The West should take no pleasure in the global competition between al-Qaeda and ISIS. It is a competition that incentivizes each terrorist network to upgrade its recruitment appeal for the next generation of jihadists. Both organizations, as a result of having been targeted by the U.S. military, have honed their survival skills. Both also continue to improve their propaganda capabilities on social media, which will doubtless lead to more young Muslims becoming radicalized.

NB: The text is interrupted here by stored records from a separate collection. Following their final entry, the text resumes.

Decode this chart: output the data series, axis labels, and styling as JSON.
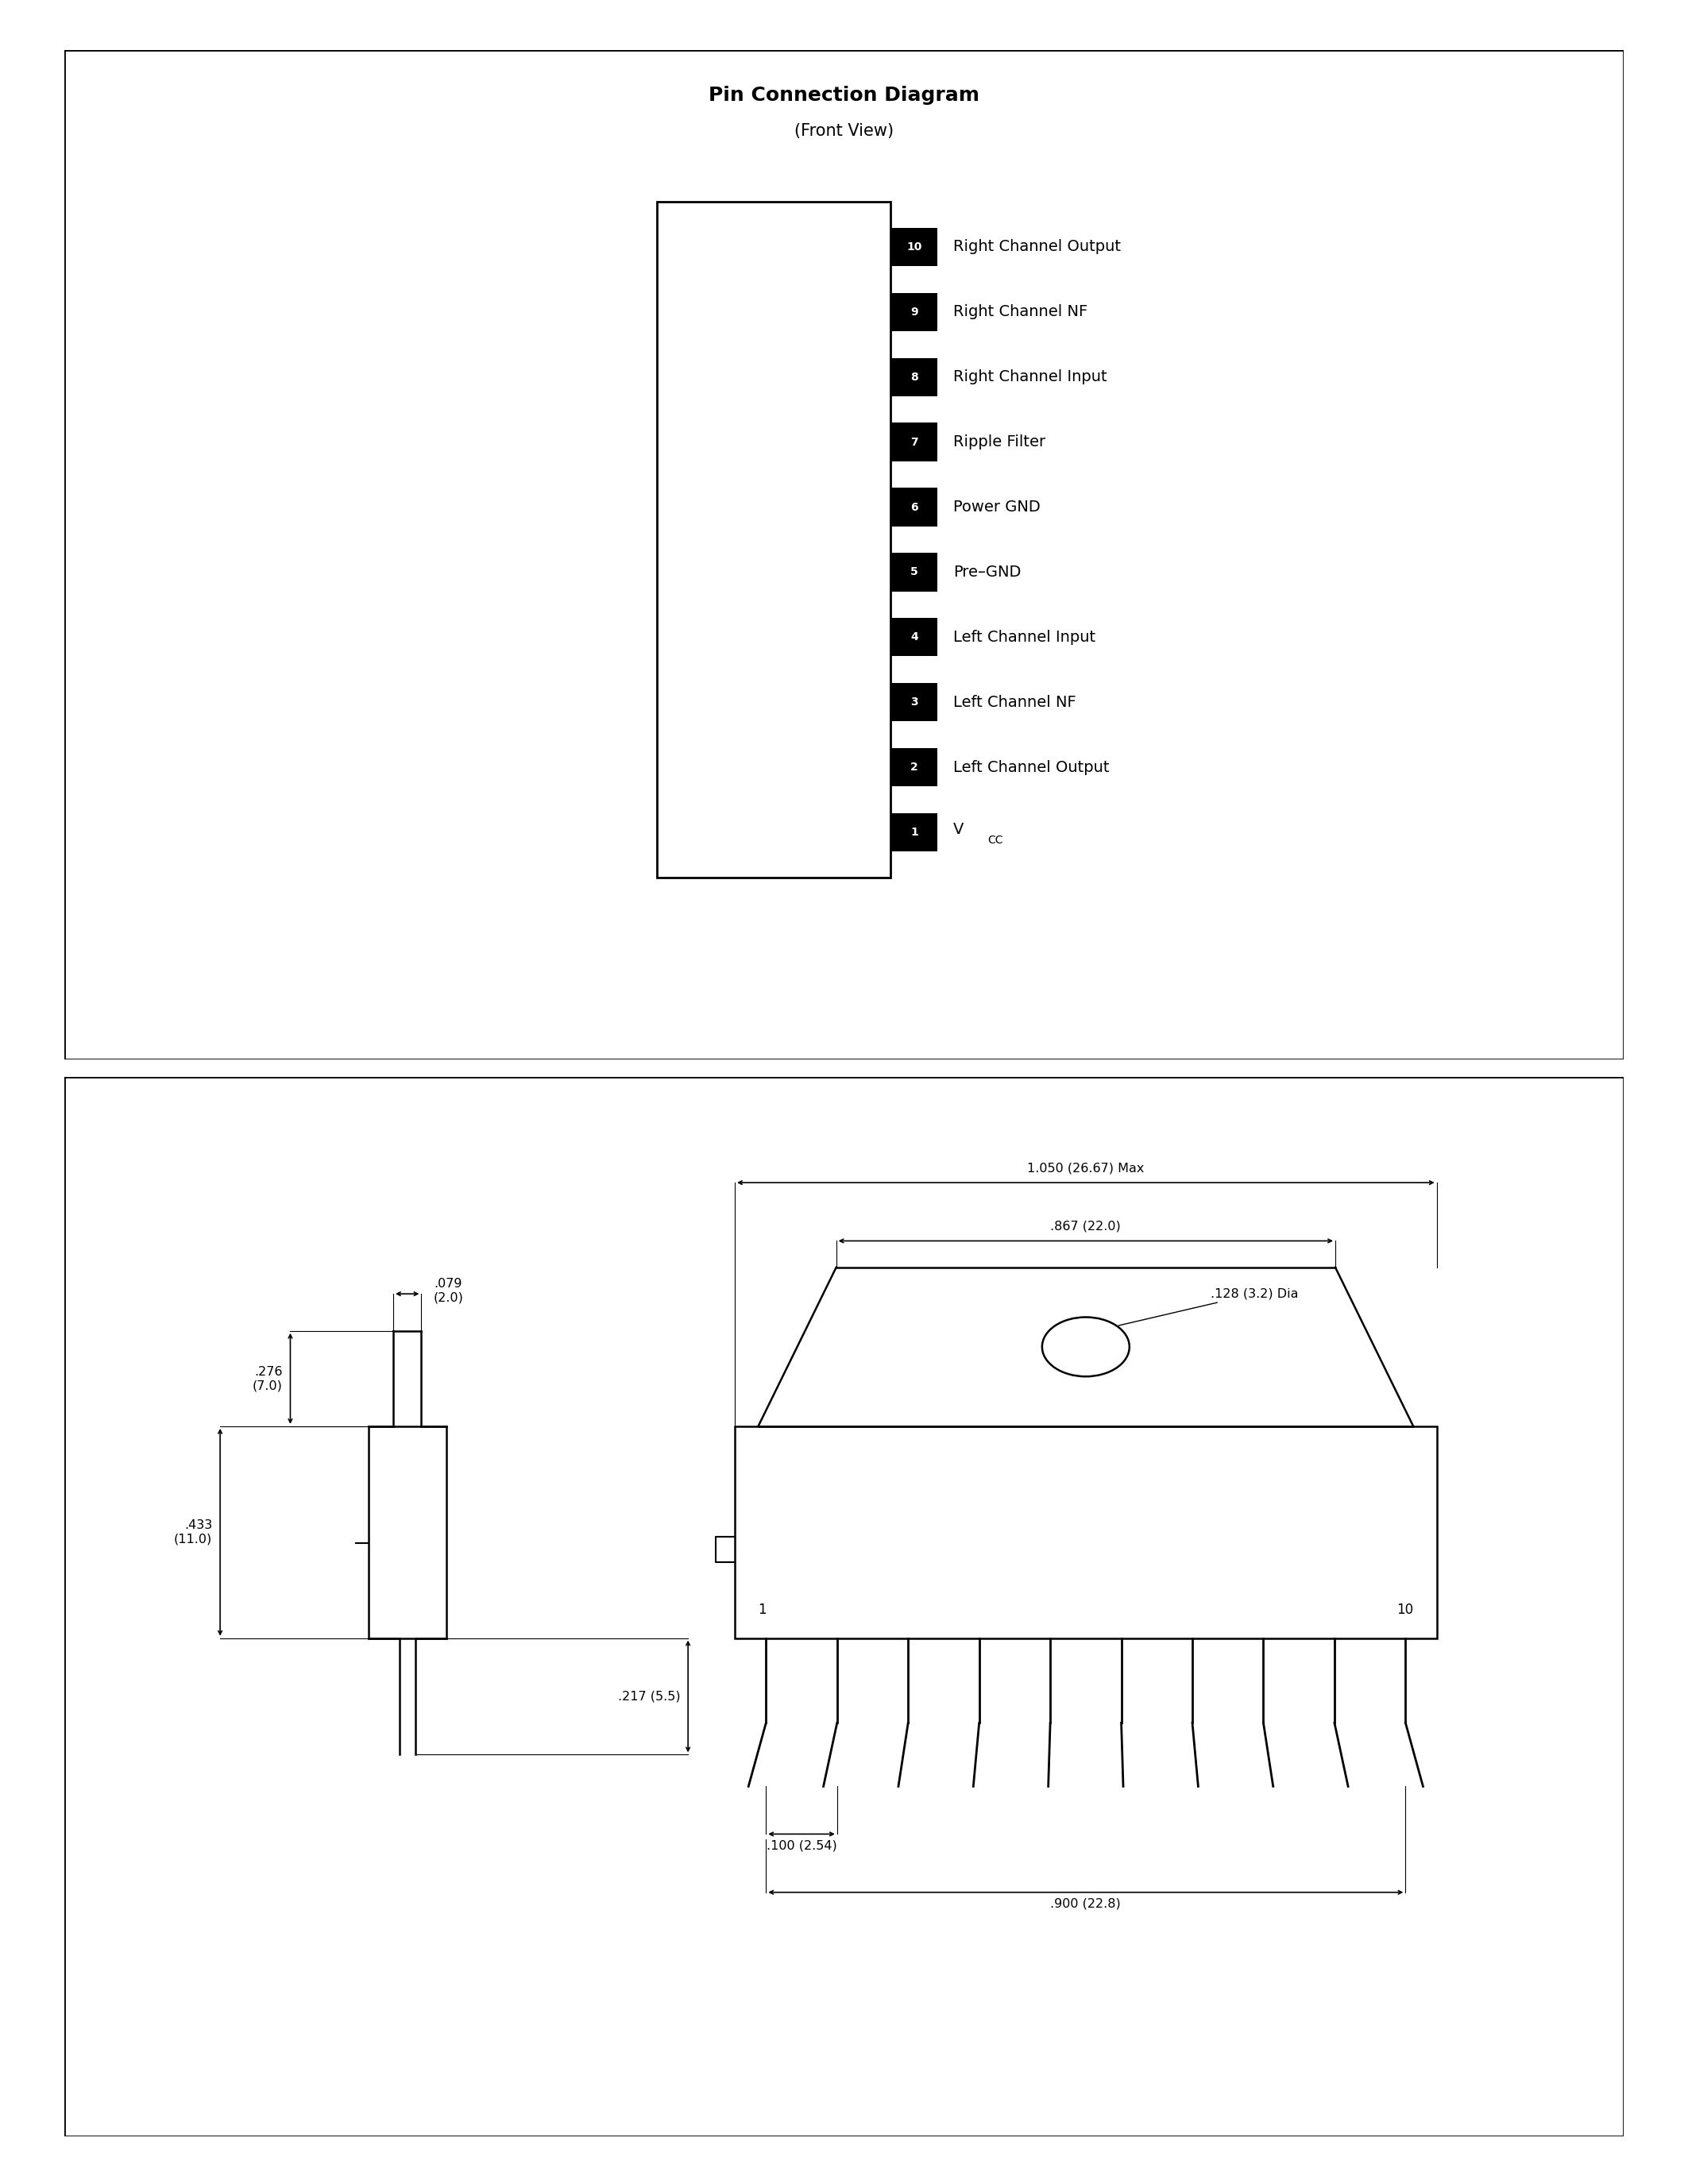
{
  "title1": "Pin Connection Diagram",
  "subtitle1": "(Front View)",
  "pins": [
    {
      "num": 10,
      "label": "Right Channel Output"
    },
    {
      "num": 9,
      "label": "Right Channel NF"
    },
    {
      "num": 8,
      "label": "Right Channel Input"
    },
    {
      "num": 7,
      "label": "Ripple Filter"
    },
    {
      "num": 6,
      "label": "Power GND"
    },
    {
      "num": 5,
      "label": "Pre–GND"
    },
    {
      "num": 4,
      "label": "Left Channel Input"
    },
    {
      "num": 3,
      "label": "Left Channel NF"
    },
    {
      "num": 2,
      "label": "Left Channel Output"
    },
    {
      "num": 1,
      "label": "V"
    }
  ],
  "vcc_sub": "CC",
  "bg_color": "#ffffff",
  "line_color": "#000000",
  "box_fill": "#000000",
  "text_color_white": "#ffffff",
  "text_color_black": "#000000"
}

In its effort to sustain a pro-Western regime in Afghanistan, the United States might instead take advantage of an opportunity already in place. In an area of such unrest, and where it is still unclear what the word of those making promises is worth, it might be wise to keep a modest footprint rather than withdraw all troops. To abandon the area totally, as President Obama abandoned Syria and Iraq, and then find it overrun with terrorist groups, would be, as one saw, a catastrophic mistake. The choice would then be either to live with an even more threatening failed state, or having to go back again to contain it, as President Trump, had to do with ISIS in an abandoned Middle East. Although admittedly less than ideal, it still be might be far less costly in life and treasure, as with the Middle East, to safeguard the area and gather intelligence, rather than to leave and then have to go back. It is an opportunity that would be foolhardy to give up.
Dr. Lawrence A. Franklin was the Iran Desk Officer for Secretary of Defense Rumsfeld. He also served on active duty with the U.S. Army and as a Colonel in the Air Force Reserve.